Media release by Burmese Rohingya Organisation UK
Burmese Rohingya Organisation UK (BROUK) is concerned that the lack of international condemnation of the disenfranchisement of the Rohingya in Sunday’s election will encourage further human rights violations against the Rohingya people.
Not only has the international community been largely silent about the fact that Rohingya have been disenfranchised from the election, but international governments and organisations, including the European Union, have even been assisting the government of Burma and the government appointed Union Election Commission (UEC) in the holding of this discriminatory election.
“The disenfranchisement of the Rohingya in this election is another part of the genocide against us, and it’s being done with international assistance instead of condemnation,” said Tun Khin, President of the Burmese Rohingya Organisations UK. “The message the international community is sending to the government of Burma is that they can commit human rights violations against the Rohingya and not just get away with it, they will even still get international support.

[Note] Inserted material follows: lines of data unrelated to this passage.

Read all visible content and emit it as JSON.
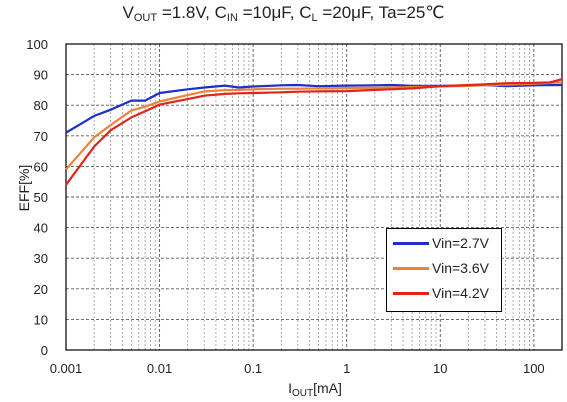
{
  "chart_data": {
    "type": "line",
    "title_parts": {
      "v": "V",
      "v_sub": "OUT",
      "v_val": " =1.8V, C",
      "cin_sub": "IN",
      "cin_val": " =10μF, C",
      "cl_sub": "L",
      "cl_val": " =20μF, Ta=25℃"
    },
    "xlabel_main": "I",
    "xlabel_sub": "OUT",
    "xlabel_unit": "[mA]",
    "ylabel": "EFF[%]",
    "xscale": "log",
    "xlim": [
      0.001,
      200
    ],
    "ylim": [
      0,
      100
    ],
    "xticks": [
      0.001,
      0.01,
      0.1,
      1,
      10,
      100
    ],
    "xtick_labels": [
      "0.001",
      "0.01",
      "0.1",
      "1",
      "10",
      "100"
    ],
    "yticks": [
      0,
      10,
      20,
      30,
      40,
      50,
      60,
      70,
      80,
      90,
      100
    ],
    "ytick_labels": [
      "0",
      "10",
      "20",
      "30",
      "40",
      "50",
      "60",
      "70",
      "80",
      "90",
      "100"
    ],
    "grid": true,
    "legend_position": "lower-right",
    "series": [
      {
        "name": "Vin=2.7V",
        "color": "#1c2fc8",
        "x": [
          0.001,
          0.002,
          0.003,
          0.005,
          0.007,
          0.01,
          0.02,
          0.03,
          0.05,
          0.07,
          0.1,
          0.2,
          0.3,
          0.5,
          1,
          2,
          3,
          5,
          10,
          20,
          30,
          50,
          100,
          200
        ],
        "y": [
          71,
          76.5,
          78.5,
          81.5,
          81.5,
          84,
          85.2,
          85.8,
          86.4,
          85.8,
          86.1,
          86.5,
          86.6,
          86.2,
          86.4,
          86.5,
          86.6,
          86.3,
          86.3,
          86.4,
          86.6,
          86.2,
          86.5,
          86.6
        ]
      },
      {
        "name": "Vin=3.6V",
        "color": "#e8843a",
        "x": [
          0.001,
          0.002,
          0.003,
          0.005,
          0.007,
          0.01,
          0.02,
          0.03,
          0.05,
          0.07,
          0.1,
          0.2,
          0.3,
          0.5,
          1,
          2,
          3,
          5,
          10,
          20,
          30,
          50,
          100,
          200
        ],
        "y": [
          59,
          69.5,
          73.5,
          78.3,
          79.5,
          81.2,
          83.3,
          84.5,
          84.9,
          85,
          85.2,
          85.4,
          85.4,
          85.5,
          85.6,
          85.7,
          85.8,
          85.9,
          86.1,
          86.3,
          86.5,
          86.7,
          87,
          87.5
        ]
      },
      {
        "name": "Vin=4.2V",
        "color": "#e0241c",
        "x": [
          0.001,
          0.002,
          0.003,
          0.005,
          0.007,
          0.01,
          0.02,
          0.03,
          0.05,
          0.07,
          0.1,
          0.2,
          0.3,
          0.5,
          1,
          2,
          3,
          5,
          10,
          20,
          30,
          50,
          100,
          150,
          200
        ],
        "y": [
          54,
          66.5,
          71.8,
          76,
          78,
          80.2,
          82,
          83.1,
          83.7,
          83.9,
          84,
          84.2,
          84.4,
          84.5,
          84.6,
          85,
          85.2,
          85.5,
          86.2,
          86.6,
          86.8,
          87.2,
          87.3,
          87.5,
          88.5
        ]
      }
    ]
  }
}
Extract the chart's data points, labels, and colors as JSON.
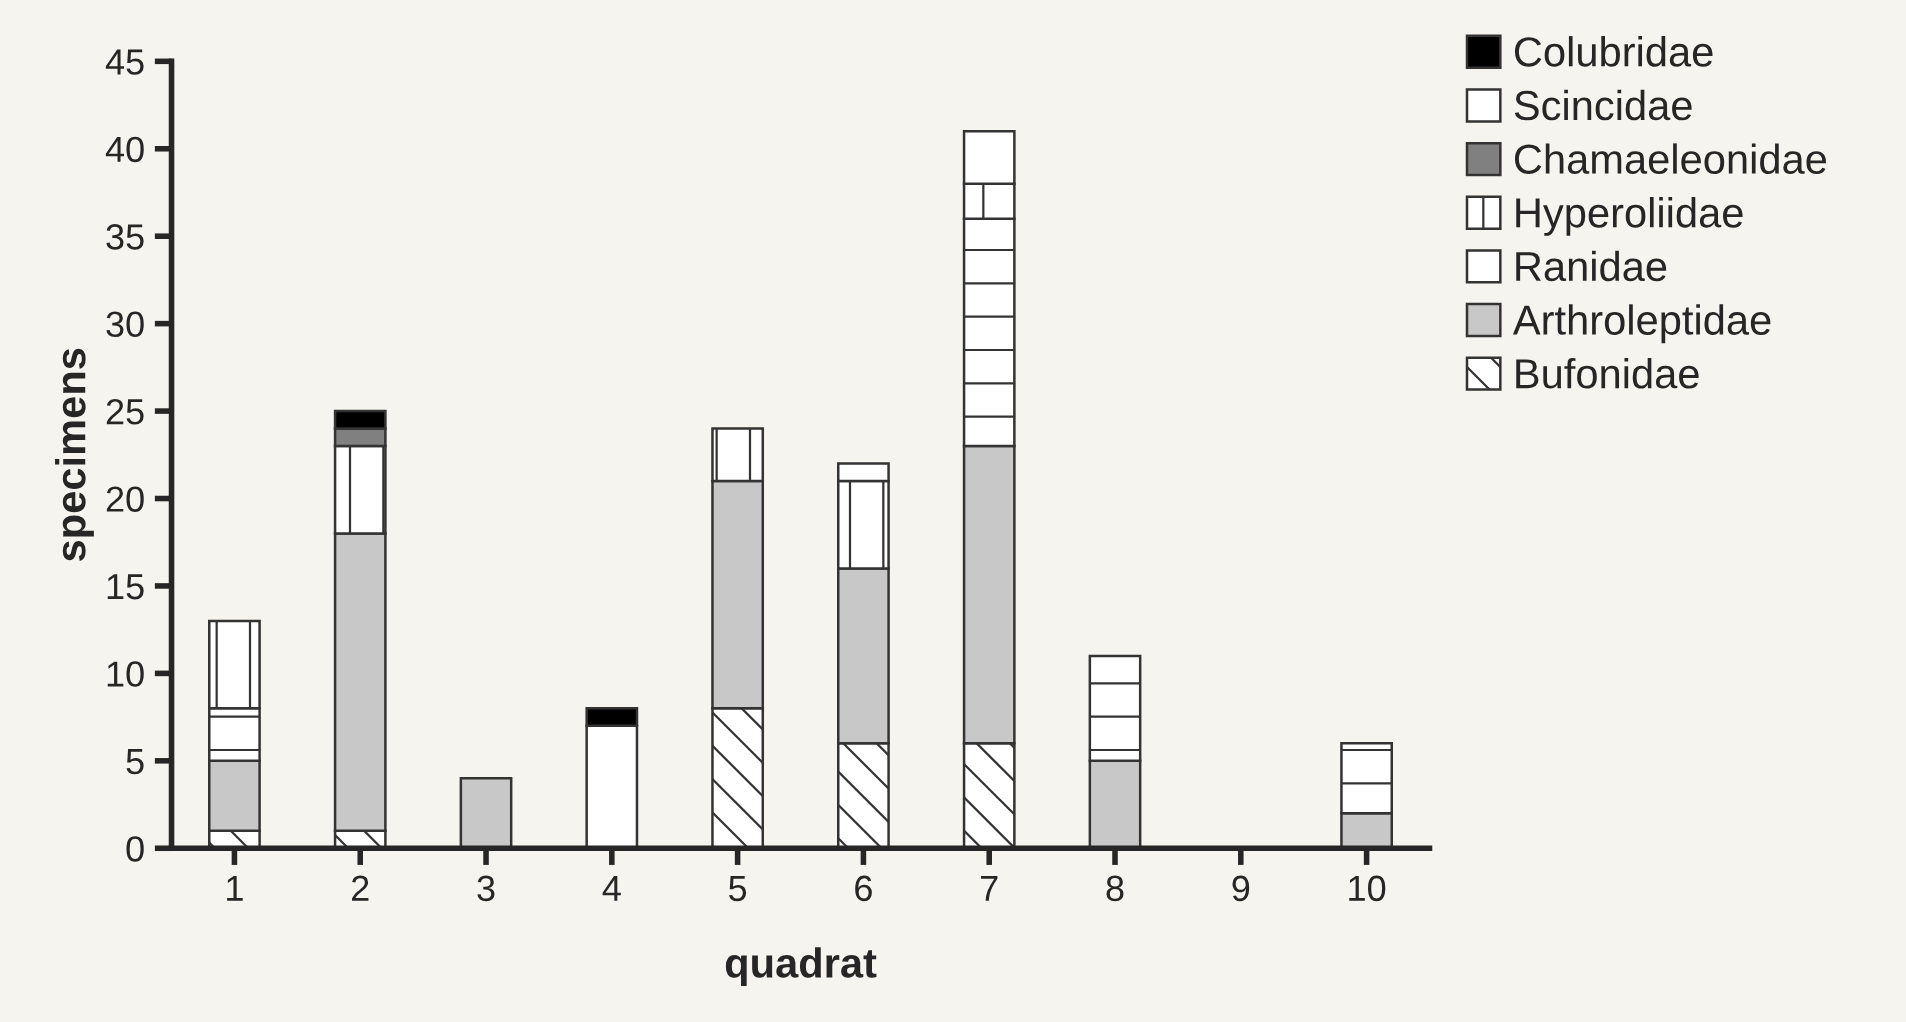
{
  "chart_data": {
    "type": "bar",
    "stacked": true,
    "xlabel": "quadrat",
    "ylabel": "specimens",
    "categories": [
      "1",
      "2",
      "3",
      "4",
      "5",
      "6",
      "7",
      "8",
      "9",
      "10"
    ],
    "ylim": [
      0,
      45
    ],
    "yticks": [
      0,
      5,
      10,
      15,
      20,
      25,
      30,
      35,
      40,
      45
    ],
    "grid": false,
    "legend": "top right",
    "series": [
      {
        "name": "Bufonidae",
        "color": "#333333",
        "values": [
          1,
          1,
          0,
          0,
          8,
          6,
          6,
          0,
          0,
          0
        ]
      },
      {
        "name": "Arthroleptidae",
        "color": "#c8c8c8",
        "values": [
          4,
          17,
          4,
          0,
          13,
          10,
          17,
          5,
          0,
          2
        ]
      },
      {
        "name": "Ranidae",
        "color": "#333333",
        "values": [
          3,
          0,
          0,
          0,
          0,
          0,
          13,
          6,
          0,
          4
        ]
      },
      {
        "name": "Hyperoliidae",
        "color": "#333333",
        "values": [
          5,
          5,
          0,
          0,
          3,
          5,
          2,
          0,
          0,
          0
        ]
      },
      {
        "name": "Chamaeleonidae",
        "color": "#808080",
        "values": [
          0,
          1,
          0,
          0,
          0,
          0,
          0,
          0,
          0,
          0
        ]
      },
      {
        "name": "Scincidae",
        "color": "#ffffff",
        "values": [
          0,
          0,
          0,
          7,
          0,
          1,
          3,
          0,
          0,
          0
        ]
      },
      {
        "name": "Colubridae",
        "color": "#000000",
        "values": [
          0,
          1,
          0,
          1,
          0,
          0,
          0,
          0,
          0,
          0
        ]
      }
    ]
  }
}
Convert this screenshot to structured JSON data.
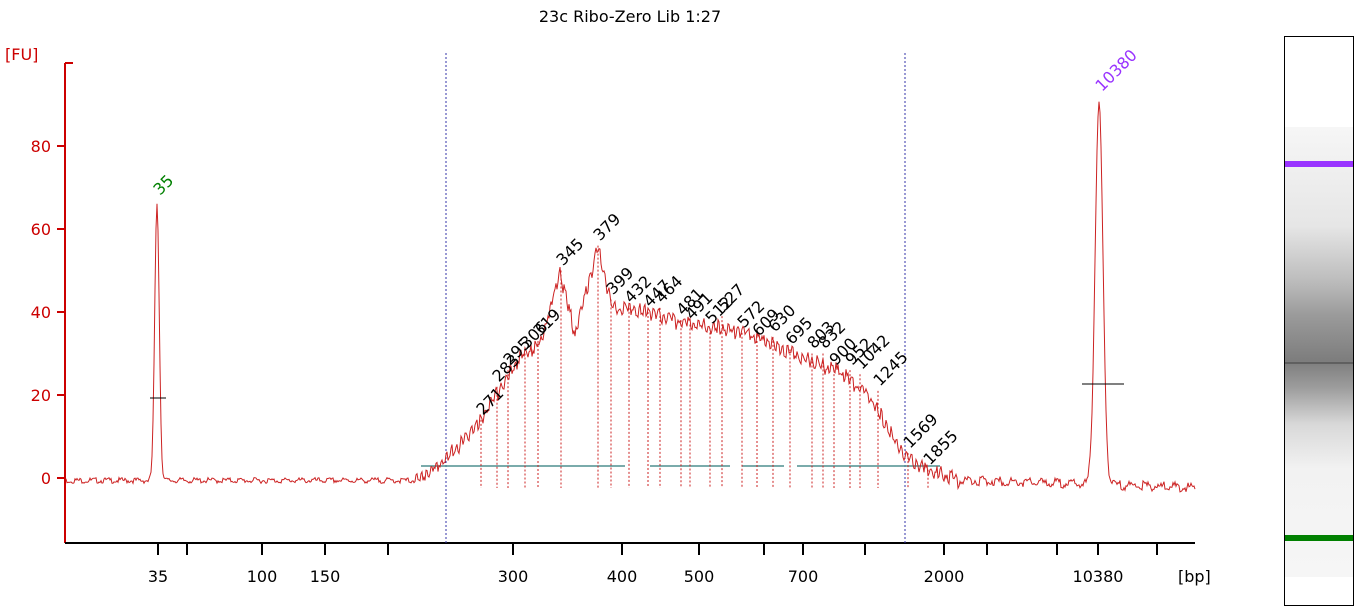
{
  "chart_data": {
    "type": "line",
    "title": "23c Ribo-Zero Lib 1:27",
    "ylabel": "[FU]",
    "xlabel": "[bp]",
    "ylim": [
      -15,
      100
    ],
    "yticks": [
      0,
      20,
      40,
      60,
      80
    ],
    "xticks": [
      "35",
      "",
      "100",
      "150",
      "",
      "300",
      "400",
      "500",
      "",
      "700",
      "",
      "2000",
      "",
      "",
      "10380",
      ""
    ],
    "marker_lower": {
      "label": "35",
      "size_bp": 35,
      "height_fu": 67
    },
    "marker_upper": {
      "label": "10380",
      "size_bp": 10380,
      "height_fu": 92
    },
    "peaks": [
      {
        "label": "271",
        "fu": 14
      },
      {
        "label": "283",
        "fu": 22
      },
      {
        "label": "295",
        "fu": 26
      },
      {
        "label": "306",
        "fu": 30
      },
      {
        "label": "319",
        "fu": 33
      },
      {
        "label": "345",
        "fu": 50
      },
      {
        "label": "379",
        "fu": 56
      },
      {
        "label": "399",
        "fu": 43
      },
      {
        "label": "432",
        "fu": 41
      },
      {
        "label": "447",
        "fu": 40
      },
      {
        "label": "464",
        "fu": 41
      },
      {
        "label": "481",
        "fu": 38
      },
      {
        "label": "491",
        "fu": 37
      },
      {
        "label": "512",
        "fu": 36
      },
      {
        "label": "527",
        "fu": 39
      },
      {
        "label": "572",
        "fu": 35
      },
      {
        "label": "609",
        "fu": 33
      },
      {
        "label": "630",
        "fu": 34
      },
      {
        "label": "695",
        "fu": 31
      },
      {
        "label": "803",
        "fu": 30
      },
      {
        "label": "832",
        "fu": 30
      },
      {
        "label": "900",
        "fu": 26
      },
      {
        "label": "952",
        "fu": 26
      },
      {
        "label": "1042",
        "fu": 25
      },
      {
        "label": "1245",
        "fu": 21
      },
      {
        "label": "1569",
        "fu": 6
      },
      {
        "label": "1855",
        "fu": 2
      }
    ]
  },
  "colors": {
    "axis": "#cc0000",
    "trace": "#cc2222",
    "lower_marker": "#008000",
    "upper_marker": "#9933ff",
    "region_lines": "#3333aa",
    "baseline": "#4f8f8f"
  }
}
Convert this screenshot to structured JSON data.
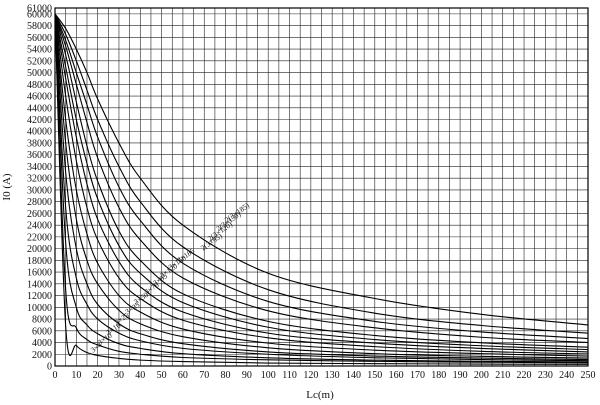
{
  "chart_data": {
    "type": "line",
    "title": "",
    "xlabel": "Lc(m)",
    "ylabel": "I0 (A)",
    "xlim": [
      0,
      250
    ],
    "ylim": [
      0,
      61000
    ],
    "grid": true,
    "x_ticks": [
      0,
      10,
      20,
      30,
      40,
      50,
      60,
      70,
      80,
      90,
      100,
      110,
      120,
      130,
      140,
      150,
      160,
      170,
      180,
      190,
      200,
      210,
      220,
      230,
      240,
      250
    ],
    "y_ticks": [
      0,
      2000,
      4000,
      6000,
      8000,
      10000,
      12000,
      14000,
      16000,
      18000,
      20000,
      22000,
      24000,
      26000,
      28000,
      30000,
      32000,
      34000,
      36000,
      38000,
      40000,
      42000,
      44000,
      46000,
      48000,
      50000,
      52000,
      54000,
      56000,
      58000,
      60000,
      61000
    ],
    "x_tick_labels": [
      "0",
      "10",
      "20",
      "30",
      "40",
      "50",
      "60",
      "70",
      "80",
      "90",
      "100",
      "110",
      "120",
      "130",
      "140",
      "150",
      "160",
      "170",
      "180",
      "190",
      "200",
      "210",
      "220",
      "230",
      "240",
      "250"
    ],
    "y_tick_labels": [
      "0",
      "2000",
      "4000",
      "6000",
      "8000",
      "10000",
      "12000",
      "14000",
      "16000",
      "18000",
      "20000",
      "22000",
      "24000",
      "26000",
      "28000",
      "30000",
      "32000",
      "34000",
      "36000",
      "38000",
      "40000",
      "42000",
      "44000",
      "46000",
      "48000",
      "50000",
      "52000",
      "54000",
      "56000",
      "58000",
      "60000",
      "61000"
    ],
    "series": [
      {
        "name": "3×4",
        "x": [
          0,
          5,
          10,
          15,
          20,
          30,
          40,
          60,
          100,
          150,
          200,
          250
        ],
        "values": [
          60000,
          6800,
          3500,
          2300,
          1800,
          1300,
          1000,
          750,
          500,
          400,
          330,
          280
        ]
      },
      {
        "name": "3×10",
        "x": [
          0,
          5,
          10,
          15,
          20,
          30,
          40,
          60,
          100,
          150,
          200,
          250
        ],
        "values": [
          60000,
          13000,
          6500,
          4500,
          3600,
          2500,
          2000,
          1450,
          1050,
          800,
          650,
          550
        ]
      },
      {
        "name": "3×16",
        "x": [
          0,
          5,
          10,
          15,
          20,
          30,
          40,
          60,
          100,
          150,
          200,
          250
        ],
        "values": [
          60000,
          21000,
          10000,
          7000,
          5500,
          3800,
          3000,
          2100,
          1400,
          1000,
          800,
          700
        ]
      },
      {
        "name": "3×25",
        "x": [
          0,
          5,
          10,
          15,
          20,
          30,
          40,
          60,
          100,
          150,
          200,
          250
        ],
        "values": [
          60000,
          27000,
          15000,
          10500,
          8000,
          5600,
          4300,
          3000,
          2000,
          1400,
          1100,
          900
        ]
      },
      {
        "name": "3×35",
        "x": [
          0,
          5,
          10,
          15,
          20,
          30,
          40,
          60,
          100,
          150,
          200,
          250
        ],
        "values": [
          60000,
          33000,
          20000,
          14000,
          10500,
          7200,
          5500,
          3800,
          2400,
          1700,
          1350,
          1100
        ]
      },
      {
        "name": "3×50",
        "x": [
          0,
          5,
          10,
          15,
          20,
          30,
          40,
          60,
          100,
          150,
          200,
          250
        ],
        "values": [
          60000,
          38000,
          25000,
          18000,
          14000,
          9500,
          7200,
          5000,
          3100,
          2100,
          1650,
          1350
        ]
      },
      {
        "name": "3×70",
        "x": [
          0,
          5,
          10,
          15,
          20,
          30,
          40,
          60,
          100,
          150,
          200,
          250
        ],
        "values": [
          60000,
          42000,
          30000,
          22500,
          17500,
          12000,
          9200,
          6300,
          3900,
          2700,
          2100,
          1700
        ]
      },
      {
        "name": "3×95",
        "x": [
          0,
          5,
          10,
          15,
          20,
          30,
          40,
          60,
          100,
          150,
          200,
          250
        ],
        "values": [
          60000,
          46000,
          35000,
          27000,
          21500,
          15000,
          11500,
          7800,
          4800,
          3300,
          2500,
          2050
        ]
      },
      {
        "name": "3×120",
        "x": [
          0,
          5,
          10,
          15,
          20,
          30,
          40,
          60,
          100,
          150,
          200,
          250
        ],
        "values": [
          60000,
          49000,
          39000,
          31000,
          25000,
          17800,
          13500,
          9200,
          5600,
          3900,
          3000,
          2400
        ]
      },
      {
        "name": "3×150",
        "x": [
          0,
          5,
          10,
          15,
          20,
          30,
          40,
          60,
          100,
          150,
          200,
          250
        ],
        "values": [
          60000,
          51000,
          42000,
          34500,
          28500,
          20500,
          15800,
          10800,
          6600,
          4500,
          3450,
          2800
        ]
      },
      {
        "name": "3×185",
        "x": [
          0,
          5,
          10,
          15,
          20,
          30,
          40,
          60,
          100,
          150,
          200,
          250
        ],
        "values": [
          60000,
          53000,
          45000,
          37500,
          31500,
          23000,
          18000,
          12300,
          7600,
          5200,
          3950,
          3200
        ]
      },
      {
        "name": "2(3×95)",
        "x": [
          0,
          5,
          10,
          15,
          20,
          30,
          40,
          60,
          100,
          150,
          200,
          250
        ],
        "values": [
          60000,
          54500,
          48000,
          41500,
          35500,
          27000,
          21500,
          15000,
          9400,
          6500,
          4900,
          4000
        ]
      },
      {
        "name": "2(3×120)",
        "x": [
          0,
          5,
          10,
          15,
          20,
          30,
          40,
          60,
          100,
          150,
          200,
          250
        ],
        "values": [
          60000,
          55500,
          50000,
          44500,
          39000,
          30500,
          24800,
          17500,
          11000,
          7600,
          5800,
          4700
        ]
      },
      {
        "name": "2(3×150)",
        "x": [
          0,
          5,
          10,
          15,
          20,
          30,
          40,
          60,
          100,
          150,
          200,
          250
        ],
        "values": [
          60000,
          56500,
          52000,
          47000,
          42000,
          34000,
          28000,
          20300,
          13000,
          9000,
          6900,
          5600
        ]
      },
      {
        "name": "2(3×185)",
        "x": [
          0,
          5,
          10,
          15,
          20,
          30,
          40,
          60,
          100,
          150,
          200,
          250
        ],
        "values": [
          60000,
          57500,
          54000,
          50000,
          45500,
          38000,
          32000,
          24000,
          15800,
          11500,
          8800,
          7000
        ]
      }
    ],
    "curve_labels": [
      {
        "text": "2(3×185)",
        "x": 86,
        "y": 25800
      },
      {
        "text": "2(3×150)",
        "x": 82,
        "y": 24300
      },
      {
        "text": "2(3×120)",
        "x": 78,
        "y": 22600
      },
      {
        "text": "2(3×95)",
        "x": 74,
        "y": 20800
      },
      {
        "text": "3×185",
        "x": 62,
        "y": 18500
      },
      {
        "text": "3×150",
        "x": 58,
        "y": 17300
      },
      {
        "text": "3×120",
        "x": 54,
        "y": 15900
      },
      {
        "text": "3×95",
        "x": 50,
        "y": 14400
      },
      {
        "text": "3×70",
        "x": 46,
        "y": 12900
      },
      {
        "text": "3×50",
        "x": 41,
        "y": 11200
      },
      {
        "text": "3×35",
        "x": 37,
        "y": 9500
      },
      {
        "text": "3×25",
        "x": 32,
        "y": 7700
      },
      {
        "text": "3×16",
        "x": 28,
        "y": 6000
      },
      {
        "text": "3×10",
        "x": 24,
        "y": 4300
      },
      {
        "text": "3×4",
        "x": 20,
        "y": 2800
      }
    ]
  }
}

This encourages the government to carry on denying our rights and discriminating against us.”
State Counsellor Daw Aung San Suu Kyi decided to keep in place the ban on Rohingya voting in the election, and the UEC, appointed by her government, has continued the policy of barring Rohingya parties and candidates from standing in the election. Those engaged in anti-Rohingya and anti-Muslim hate speech inciting hatred and violence face no legal consequences.
“It is clear that Myanmar’s elections will be unfree, unfair and un-democratic”, Tun Khin said. “The disenfranchisement of the Rohingya is the most extreme example, but other ethnic and religion groups are also facing mass disenfranchisement. By supporting this election, the international community seem to be saying ethnic rights don’t matter. As long as the situation improves for the mainly Buddhist Bamar majority, that is good enough for them.”
Barring Rohingya from voting in the election is also a violation of the provisional measures ordered by the International Court of Justice. The denial of our identity and rights, including the right to vote, is part of the genocide against the Rohingya people.
“If the response of the international community to this election is to welcome it, and only add a small caveat at the end of a statement expressing disappointment that Rohingya were excluded, that is a green light to Aung San Suu Kyi to keep discriminating against us,” said Tun Khin. “The international community must state clearly that disenfranchisement of the Rohingya and other minorities from the election is completely unacceptable and that they will provide no support to future elections as long as this discrimination continues.”